FATE[番外編]:風王の幼い頃【完】
†A約束の崩壊† 5頁
「父上…?」アルタイルは目をこすり、眠そうなエメラルド色の瞳がまだ完全に目覚めていないようだった。
「アルタイル。中に入りなさい。父上は兄上と話がある」風王は怒りを抑え、親切な声で話した。
しかし、アルタイルはバーナッドの薄い紫色のガウンを握った。小さな体はバーナッドの胸に顔を隠した。
その行動を見た風王はもう少し厳しい声で名前を呼んだ。
「ア・ル・タ・イ・ル」
父上の厳しい声を聞いた幼いアルタイルの体が震え、バーナッドのガウンをもっと強く握った。
「ゼファー風王、そのままいさせても構いません。わたくしは今夜ずっと一緒にいると約束したからです」
震えている体を安心させるために、バーナッドは強く小さな体を抱きしめてあげた。
「君がこの子を甘やかさせるよ」風王が少し厳しい声でバーナッドを叱った。
「父上、バス兄上を叱らないで下さい。僕が中に入ります!」アルタイルは慌てて、バーナッドの腕から降りようとしたが、強い力で抱きしめられた。
バーナッドは強く小さな体を抱きしめ、耳元で囁いた。
「大丈夫。ここにおいで」
幼いアルタイルがバーナッドに抱きしめられ、大きく暖かい腕の中には心を安心させられた。
「バス兄上」アルタイルはバーナッドの名前を呟いた。今日の兄上がいつもと違うと感じた幼いアルタイルはバーナッドを抱いた。
ゼファー風王は2人を見てため息をついた。
「仕方がないな」風王がアルタイルの頭を撫で、手から緑色の光が出た。
「父う…え…」緑の光を浴びた途端に、エメラルド瞳が閉じた。アルタイルが再び眠った。

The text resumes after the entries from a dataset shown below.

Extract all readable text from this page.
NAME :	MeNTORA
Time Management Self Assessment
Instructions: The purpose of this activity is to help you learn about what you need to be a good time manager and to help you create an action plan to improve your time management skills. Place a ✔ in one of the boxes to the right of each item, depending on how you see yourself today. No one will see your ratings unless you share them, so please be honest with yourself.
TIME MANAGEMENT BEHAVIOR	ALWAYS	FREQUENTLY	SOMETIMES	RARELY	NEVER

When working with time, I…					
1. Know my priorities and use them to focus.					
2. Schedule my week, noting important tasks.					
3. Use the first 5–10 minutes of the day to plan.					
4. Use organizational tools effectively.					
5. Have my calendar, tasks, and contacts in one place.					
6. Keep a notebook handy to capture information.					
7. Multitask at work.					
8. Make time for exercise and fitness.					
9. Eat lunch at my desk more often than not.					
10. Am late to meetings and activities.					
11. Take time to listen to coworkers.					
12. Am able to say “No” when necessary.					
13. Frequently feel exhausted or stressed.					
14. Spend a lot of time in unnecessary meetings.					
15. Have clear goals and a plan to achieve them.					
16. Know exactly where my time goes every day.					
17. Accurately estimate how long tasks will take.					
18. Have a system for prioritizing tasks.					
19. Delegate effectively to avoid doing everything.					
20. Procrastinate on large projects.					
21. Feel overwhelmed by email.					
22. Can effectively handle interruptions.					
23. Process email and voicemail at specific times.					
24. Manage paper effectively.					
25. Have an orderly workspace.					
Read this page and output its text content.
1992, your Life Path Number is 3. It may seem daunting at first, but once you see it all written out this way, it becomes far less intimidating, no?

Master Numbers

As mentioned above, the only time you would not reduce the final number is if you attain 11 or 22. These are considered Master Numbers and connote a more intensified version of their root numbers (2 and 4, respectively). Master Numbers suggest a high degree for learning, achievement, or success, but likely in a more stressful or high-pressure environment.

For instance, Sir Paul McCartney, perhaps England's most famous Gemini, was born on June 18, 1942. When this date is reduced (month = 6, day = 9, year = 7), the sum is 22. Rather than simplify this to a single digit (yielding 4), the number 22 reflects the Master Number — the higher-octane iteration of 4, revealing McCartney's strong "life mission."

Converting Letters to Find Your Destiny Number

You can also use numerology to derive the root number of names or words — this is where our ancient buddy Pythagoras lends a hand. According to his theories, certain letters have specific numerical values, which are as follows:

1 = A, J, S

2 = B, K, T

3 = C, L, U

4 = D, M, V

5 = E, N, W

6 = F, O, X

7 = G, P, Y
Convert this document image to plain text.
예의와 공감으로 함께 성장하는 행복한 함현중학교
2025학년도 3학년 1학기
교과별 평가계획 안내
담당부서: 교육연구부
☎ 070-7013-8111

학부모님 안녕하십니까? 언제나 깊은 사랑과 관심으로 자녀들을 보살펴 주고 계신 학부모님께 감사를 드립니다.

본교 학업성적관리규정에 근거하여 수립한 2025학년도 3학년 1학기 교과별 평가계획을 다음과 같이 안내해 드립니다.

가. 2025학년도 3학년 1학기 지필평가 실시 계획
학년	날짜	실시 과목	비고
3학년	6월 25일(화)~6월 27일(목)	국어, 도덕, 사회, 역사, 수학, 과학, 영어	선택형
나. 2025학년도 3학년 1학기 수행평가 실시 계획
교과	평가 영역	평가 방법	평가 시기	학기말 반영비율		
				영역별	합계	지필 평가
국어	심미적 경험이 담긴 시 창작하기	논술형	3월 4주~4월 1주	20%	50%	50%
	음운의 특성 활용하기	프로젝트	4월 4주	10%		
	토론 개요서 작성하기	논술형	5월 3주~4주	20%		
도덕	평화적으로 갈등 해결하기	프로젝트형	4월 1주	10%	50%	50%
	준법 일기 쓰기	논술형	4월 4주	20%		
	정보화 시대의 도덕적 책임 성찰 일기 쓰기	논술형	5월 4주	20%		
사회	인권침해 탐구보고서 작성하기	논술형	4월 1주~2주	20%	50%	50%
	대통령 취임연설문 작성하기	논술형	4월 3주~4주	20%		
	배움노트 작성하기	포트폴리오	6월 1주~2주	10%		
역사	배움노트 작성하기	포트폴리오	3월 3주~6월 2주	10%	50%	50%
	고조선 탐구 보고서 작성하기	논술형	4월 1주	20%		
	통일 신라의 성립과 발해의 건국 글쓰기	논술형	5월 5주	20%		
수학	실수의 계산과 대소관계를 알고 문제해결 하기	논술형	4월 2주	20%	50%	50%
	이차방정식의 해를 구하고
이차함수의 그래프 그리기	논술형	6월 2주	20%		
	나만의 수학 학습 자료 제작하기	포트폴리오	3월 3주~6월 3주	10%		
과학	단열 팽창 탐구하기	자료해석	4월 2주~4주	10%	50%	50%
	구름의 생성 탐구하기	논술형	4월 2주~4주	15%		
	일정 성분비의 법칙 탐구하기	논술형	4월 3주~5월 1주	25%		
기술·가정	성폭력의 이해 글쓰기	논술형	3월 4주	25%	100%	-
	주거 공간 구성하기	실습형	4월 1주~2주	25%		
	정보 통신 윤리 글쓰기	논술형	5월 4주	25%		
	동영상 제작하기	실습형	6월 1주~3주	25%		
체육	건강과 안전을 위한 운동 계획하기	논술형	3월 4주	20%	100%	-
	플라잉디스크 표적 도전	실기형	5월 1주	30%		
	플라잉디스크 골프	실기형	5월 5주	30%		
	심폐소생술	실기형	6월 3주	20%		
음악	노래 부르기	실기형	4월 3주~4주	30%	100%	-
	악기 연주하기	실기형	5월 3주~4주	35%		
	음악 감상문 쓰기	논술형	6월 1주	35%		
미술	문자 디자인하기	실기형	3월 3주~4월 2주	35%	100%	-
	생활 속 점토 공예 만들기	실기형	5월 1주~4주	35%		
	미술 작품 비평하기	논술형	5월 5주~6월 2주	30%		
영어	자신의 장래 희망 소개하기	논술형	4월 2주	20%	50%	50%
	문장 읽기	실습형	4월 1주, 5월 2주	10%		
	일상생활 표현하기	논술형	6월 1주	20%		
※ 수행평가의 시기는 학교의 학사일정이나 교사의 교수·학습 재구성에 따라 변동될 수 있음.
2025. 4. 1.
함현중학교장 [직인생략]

「いくら大切にしたくても、ある程度ちゃんと厳しくしないと、将来に困るよ。君も実はアルに聞かれたくないだろう」
ゼファーがアルタイルを眠らせ、バーナッドに少し厳しく叱った。
「申し訳ございません。わたくしの甘さで、つい…」土帝国の王子が深くお辞儀をした。
「まぁ、いい。今日君もアルタイルが必要だろうと思ったから。一人にならない方がいい」さっきのゼファー風王の厳しい表情がいったん悲しそうに変わった。